This study compared naturalistic treatment outcomes in a USA sample of patients receiving FBT and a German sample receiving IMT. Our main results demonstrated that (1) baseline characteristics of the two patient samples differed significantly, which limited the validity of a comparison of treatment outcomes; (2) in the comparable subgroups, including after controlling for residual differences in relevant baseline characteristics in MLRA, the weekly weight change over 6 months did not differ significantly between FBT and IMT but was achieved with significantly fewer days in hospital in FBT. However, the length of inpatient stay in the FBT subgroup could only be described for a limited number of seven patients.
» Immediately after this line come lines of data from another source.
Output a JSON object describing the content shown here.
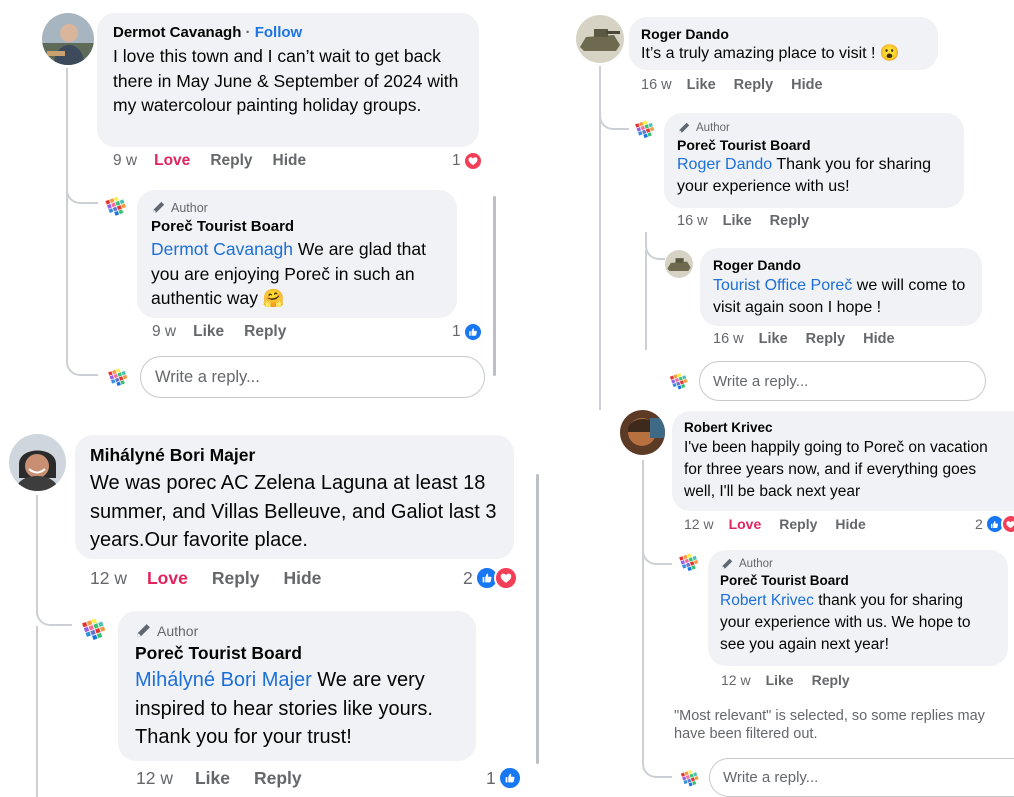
{
  "panels": {
    "dermot": {
      "comment": {
        "author": "Dermot Cavanagh",
        "separator": " · ",
        "follow": "Follow",
        "text": "I love this town and I can’t wait to get back there in May June & September of 2024 with my watercolour painting holiday groups.",
        "time": "9 w",
        "love": "Love",
        "reply": "Reply",
        "hide": "Hide",
        "reaction_count": "1"
      },
      "reply": {
        "author_tag": "Author",
        "author": "Poreč Tourist Board",
        "mention": "Dermot Cavanagh",
        "text": " We are glad that you are enjoying Poreč in such an authentic way ",
        "emoji": "🤗",
        "time": "9 w",
        "like": "Like",
        "reply": "Reply",
        "reaction_count": "1"
      },
      "input_placeholder": "Write a reply..."
    },
    "bori": {
      "comment": {
        "author": "Mihályné Bori Majer",
        "text": "We was porec AC Zelena Laguna at least 18 summer, and Villas Belleuve, and Galiot last 3 years.Our favorite place.",
        "time": "12 w",
        "love": "Love",
        "reply": "Reply",
        "hide": "Hide",
        "reaction_count": "2"
      },
      "reply": {
        "author_tag": "Author",
        "author": "Poreč Tourist Board",
        "mention": "Mihályné Bori Majer",
        "text": "  We are very inspired to hear stories like yours. Thank you for your trust!",
        "time": "12 w",
        "like": "Like",
        "reply": "Reply",
        "reaction_count": "1"
      }
    },
    "roger": {
      "comment": {
        "author": "Roger Dando",
        "text": "It’s a truly amazing place to visit ! ",
        "emoji": "😮",
        "time": "16 w",
        "like": "Like",
        "reply": "Reply",
        "hide": "Hide"
      },
      "reply1": {
        "author_tag": "Author",
        "author": "Poreč Tourist Board",
        "mention": "Roger Dando",
        "text": " Thank you for sharing your experience with us!",
        "time": "16 w",
        "like": "Like",
        "reply": "Reply"
      },
      "reply2": {
        "author": "Roger Dando",
        "mention": "Tourist Office Poreč",
        "text": " we will come to visit again soon I hope !",
        "time": "16 w",
        "like": "Like",
        "reply": "Reply",
        "hide": "Hide"
      },
      "input_placeholder": "Write a reply..."
    },
    "robert": {
      "comment": {
        "author": "Robert Krivec",
        "text": "I've been happily going to Poreč on vacation for three years now, and if everything goes well, I'll be back next year",
        "time": "12 w",
        "love": "Love",
        "reply": "Reply",
        "hide": "Hide",
        "reaction_count": "2"
      },
      "reply": {
        "author_tag": "Author",
        "author": "Poreč Tourist Board",
        "mention": "Robert Krivec",
        "text": " thank you for sharing your experience with us. We hope to see you again next year!",
        "time": "12 w",
        "like": "Like",
        "reply": "Reply"
      },
      "notice": "\"Most relevant\" is selected, so some replies may have been filtered out.",
      "input_placeholder": "Write a reply..."
    }
  },
  "colors": {
    "bubble": "#f0f2f5",
    "link": "#1b74e4",
    "love": "#e0245e",
    "like_icon": "#1877f2",
    "heart_icon": "#f33e58",
    "meta": "#65676b"
  }
}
4.1. Differences in Baseline Characteristics of Cohorts and Limited Validity to Compare Treatment Outcomes

The baseline characteristics of treatment cohorts differed significantly, with a higher %mBMI, lower prevalence of amenorrhea, lower rates of OCD, and greater rates of SSRI use in the FBT cohort.

The finding of higher baseline weight in the USA cohort is consistent with our hypothesis as well as with a previous meta-analysis [33] comparing long-term weight outcomes in patients with AN from 21 RCTs of family-therapy approaches versus other interventions. When reported (14 of 25 included studies), baseline BMI ranged between 14.9–17.5 kg/m² in 11 of 14 studies (78.6%). Interestingly, only three RCTs reported a baseline BMI < 14.9 kg/m², and these RCTs were conducted in Europe (Italy, France, and the United Kingdom) [33]. The differences in baseline %mBMI in the present study might be explained by a selection effect, as FBT patients were mostly recruited from outpatient services, while IMT patients came exclusively from an inpatient unit where patients tend to present with more severe underweight.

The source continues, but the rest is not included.